What's the maximum gain you can run an OA at?

[smoguzbenjamin]

I was wondering,

What is the maximum gain you can run an opamp at? Is it mentioned in datasheets and am I blind or is there an unspoken border? I guess it should change per opamp, but I ain't sure. Anyone have some numbers?

[Ansil]

from what i have heard it varies with your supply voltage and the ability of th oa to swing ..   ok dirty minded people here i am talking the rail to rail or if it has a fixed swing. of a few volts shy of its v+ personally iuse r to r opamps now for every opamp except clean things.. and i have found a interesting new chip from TI that closely mocks the lm386

[R.G.]

What is the maximum gain you can run an opamp at? Is it mentioned in datasheets and am I blind or is there an unspoken border?

This is another of those questions that ought to be simple, but isn't.

Opamps are intended to be used with negative feedback, and so they have to be stable (that is, not oscillate) when negative feedback is used. This requirement turns out to limit the available gain as a function of frequency.

Opamps have huge gains in general before feedback. Typical *DC* voltage gains are one hundred thousand to several million. However, to be stable with negative feedback, that gain has to decline to under 1 before the frequency a  which internal phase shifts add up to 180 degrees, making the chip oscillate.
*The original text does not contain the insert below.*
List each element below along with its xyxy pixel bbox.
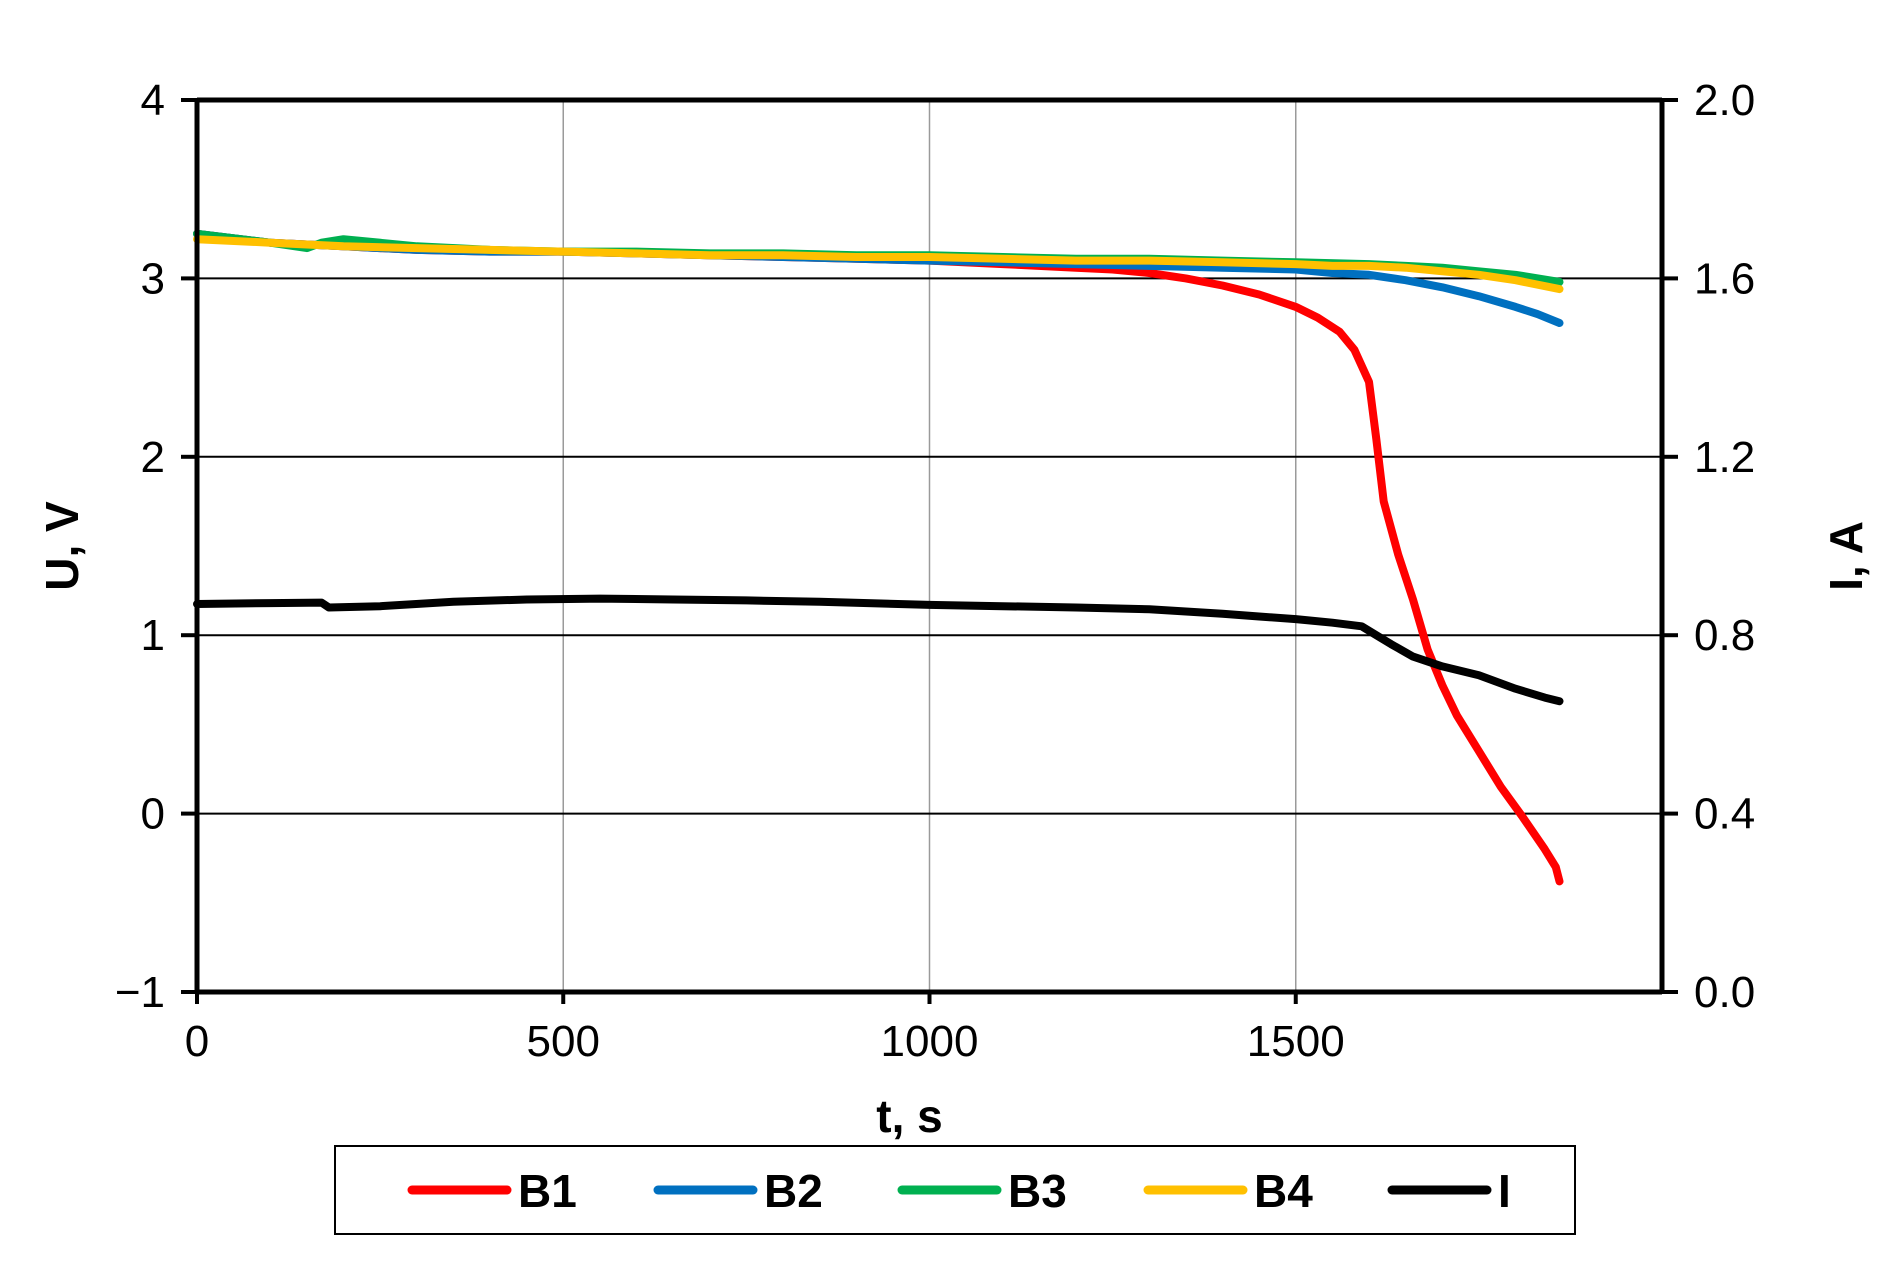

This is different for every opamp, as you supposed. Most opamp data sheets specify open loop gain as "V/V" and the unity gain frequency as a single frequency. older bipolar "741" style opamps were typically 1MHz unity gain. TL07x opamps are about 3Mhz unity gain, and others vary. 13 MHz is common, and there are newer ones with much higher bandwidths.

The crux is this: The highest gain you can use is limited by this falloff of gain versus frequency. At DC, you can use all million or so. At 1kHz, you might be able to use several thousand. At a one MHz, you're lucky to get a gain over 1, even open loop.

None of these are practical limitations, though. What limits the usable gain is much more likely to be layout and parasitic coupling at high gains, not the capabilities of the opamp.

[Mark Hammer]

....which is why you'll see the term "gain bandwidth" used.  A "gain bandwidth" product of 10meg mean you can successfully aim for a 10khz bandwidth at a gain of 1000 (1000 * 10,000 = 10,000,000), a 20khz bandwidth with a gain of 500, etc.

Of course, the gain you apply is meaningless once the signal amplitude exceeeds the maximum swing for the supply voltage.

Start with a supply-voltage of +/-15v (that's pretty healthy), and a maximum swing to one volt less than each rail (that's not unreasonable).  That affords an absolute maximum pre-squishing ceiling of +/-14v peak-to-peak.  What's the maximum gain you could hope for at ANY bandwidth and using a 1V peak-to-peak input signal?  Twenty-eight (starting with a half-volt either side of the midpoint).

Guitar signals tend to produce 50-100mvAC for most types of picking and pickups (less if you play just so, more if you have heavy strings and slam).  The maximum gain of the *circuit* (which is, of course, not your question and not the same as the gain limits of an individual op-amp) prior to clipping, with our hypothetical supply and max swing would be about 280 for the most part.  That could be distributed multiple ways; e.g., one stage with a gain of 28 and another with a gain of 10.

Lucky for guitar players we *like* clipping.

[Paul Marossy]

I remember seeing on some data sheets something like max. voltage = 36V or something to that effect. That means you can have a bipolar power supply that swings +18/-18 volts. Using +15/-15 volts as Mark suggested gives you a good safety margin. Most guitar effects use 9V and a 4.5Vref, which fools the opamp into thinking that it is working on a bipolar power supply.